How on-brand can the Trump team get? They are again letting payday lenders be as predatory as they want to be, lending to consumers at ridiculous interest rates—sometimes as high as several hundred percent—without verifying that the borrower has the ability to repay the loan. The Obama-era rule revoked Tuesday was intended to prevent borrowers from getting into inescapable debt, and to make sure that borrowers would be able to meet other living expenses while covering the loan repayments.
The move was blasted by Sen. Sherrod Brown, the ranking Democrat on the Senate Banking Committee. “Last October we learned that, in exchange for contributions to the Trump campaign, payday lenders were bragging about being able to ‘pick up the phone and […] get the president’s attention’ to fend off regulation. Today, the CFPB gave payday lenders exactly what they paid for by gutting a rule that would have protected American families from predatory loans that trap them in cycles of debt,” Brown said. “This new rule—and recent reports that political appointees manipulated research to support the new rule—show just how far the CFPB under Director Kraninger will go to protect President Trump’s corporate cronies instead of consumers.”
The “ability to repay” requirement was a process similar to what banks have to conduct to determine credit card limits and to underwrite mortgages, limiting what a customer can borrow to what they could afford. Those requirements are now gone, in the name of giving consumers “access to credit from a competitive marketplace,” according to CFPB director Kathy Kraninger. At least the administration didn’t revoke another part of the rule that prohibits lenders from making three attempts at taking money out of borrowers’ accounts, if two consecutive attempts at withdrawals failed.

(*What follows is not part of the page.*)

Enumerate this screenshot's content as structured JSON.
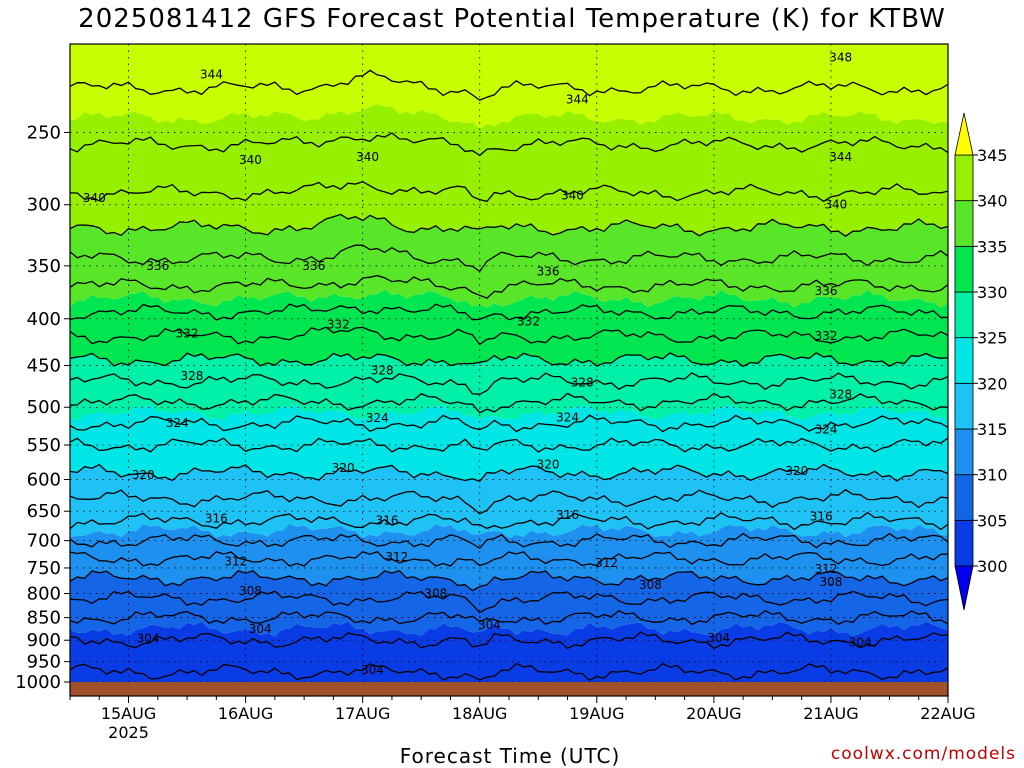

The move is particularly problematic now, as the coronavirus crisis deepens. Congress—and particularly Majority Leader Mitch McConnell’s Republican Senate—have failed to provide many families with enough of a backstop to survive financially, particularly in the longer-term. Charla Rios, a researcher at the Washington-based consumer advocate group Center for Responsible Lending, pointed out that the economic crisis will likely lead to greater demand for small-dollar and payday lending. The CFPB’s rule change can and will actively cause harm to consumers during the crisis. “Families need the CFPB to instead work to ensure that they are treated fairly by enforcing the common sense rule that payday lenders should make loans that borrowers can reasonably afford to repay,” Rios said.